# How to use RawKernels in CuPy
**Author:** [Severin Dicks](https://github.com/Intron7)

Lets look at a CUDA kernel to Normalize a CSR Matrix to a Targetsum

In [1]:
import scanpy as sc
import anndata
import cupy as cp

import time
import rapids_singlecell as rsc
import math

import warnings
warnings.filterwarnings("ignore")

In [3]:
import rmm
from rmm.allocators.cupy import rmm_cupy_allocator
rmm.reinitialize(
    managed_memory=False, # Allows oversubscription
    pool_allocator=True, # default is False
)
cp.cuda.set_allocator(rmm_cupy_allocator)

## Load and Prepare Data

We load the sparse count matrix from an `h5ad` file using Scanpy. The sparse count matrix will then be placed on the GPU. 

In [4]:
data_load_start = time.time()

In [5]:
%%time
adata = sc.read("../2024_gpu_severin.dicks/notebooks/h5/norm_work.h5ad")

CPU times: user 1.17 s, sys: 6.9 s, total: 8.07 s
Wall time: 12.3 s


In [6]:
%%time
rsc.get.anndata_to_GPU(adata)

CPU times: user 587 ms, sys: 2.4 s, total: 2.99 s
Wall time: 4 s


## Lets look at X

X is a sparse CSR matrix. 

In [7]:
X = adata.X.copy()

In [8]:
X

<cupyx.scipy.sparse._csr.csr_matrix at 0x7fa55a426dd0>

In [9]:
X.indptr

array([         0,       1807,       3056, ..., 1005501520, 1005503246,
       1005505079], dtype=int32)

In [10]:
X.indices

array([   11,    25,    32, ..., 21842, 21844, 21856], dtype=int32)

In [11]:
X.data

array([ 1.,  1.,  1., ...,  2., 14.,  2.], dtype=float32)

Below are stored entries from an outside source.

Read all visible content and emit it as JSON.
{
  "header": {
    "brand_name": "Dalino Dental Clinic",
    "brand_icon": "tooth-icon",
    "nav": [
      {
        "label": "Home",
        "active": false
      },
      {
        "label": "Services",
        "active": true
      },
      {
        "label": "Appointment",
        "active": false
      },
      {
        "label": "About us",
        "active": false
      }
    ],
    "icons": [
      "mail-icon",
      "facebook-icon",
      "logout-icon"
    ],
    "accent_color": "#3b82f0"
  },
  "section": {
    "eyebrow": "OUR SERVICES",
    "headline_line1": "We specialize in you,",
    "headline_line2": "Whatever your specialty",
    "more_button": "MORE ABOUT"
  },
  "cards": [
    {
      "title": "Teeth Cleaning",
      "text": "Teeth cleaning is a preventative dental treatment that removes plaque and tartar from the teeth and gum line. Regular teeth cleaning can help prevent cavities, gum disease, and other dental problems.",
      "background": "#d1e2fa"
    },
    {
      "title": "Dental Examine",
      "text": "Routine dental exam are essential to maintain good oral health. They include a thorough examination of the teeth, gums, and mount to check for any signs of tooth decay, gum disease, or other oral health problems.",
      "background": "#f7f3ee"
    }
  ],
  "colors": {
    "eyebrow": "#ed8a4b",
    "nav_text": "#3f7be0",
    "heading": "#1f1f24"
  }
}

## Lets Write/ Explore the Kernel

For each row we sum up all `Values` to get the `Rowsum`.

Than we divide the `Targetsum` by the `Rowsum` to get the `scaler` for each row.

Lastly we multiply the `Values` with the rowwise `scaler`.

In [15]:
from cuml.common.kernel_utils import cuda_kernel_factory

_mul_kernel_csr = r"""
extern "C" __global__
void mul_csr(const int *indptr, float *data,
                    int nrows, int tsum) {
        int row = blockDim.x * blockIdx.x + threadIdx.x;

        if(row >= nrows)
            return;

        float scale = 0.0;
        int start_idx = indptr[row];
        int stop_idx = indptr[row+1];

        for(int i = start_idx; i < stop_idx; i++)
            scale += data[i];

        if(scale > 0.0) {
            scale = tsum / scale;
            for(int i = start_idx; i < stop_idx; i++)
                data[i] *= scale;
        }
    }
"""

mul_kernel = cp.RawKernel(_mul_kernel_csr, "mul_csr")

## Lets Call the Kernel

As we see before the kernel only give use the function for 1 row. But we need to normalize all rows. So the function call contains the grid and thread layout.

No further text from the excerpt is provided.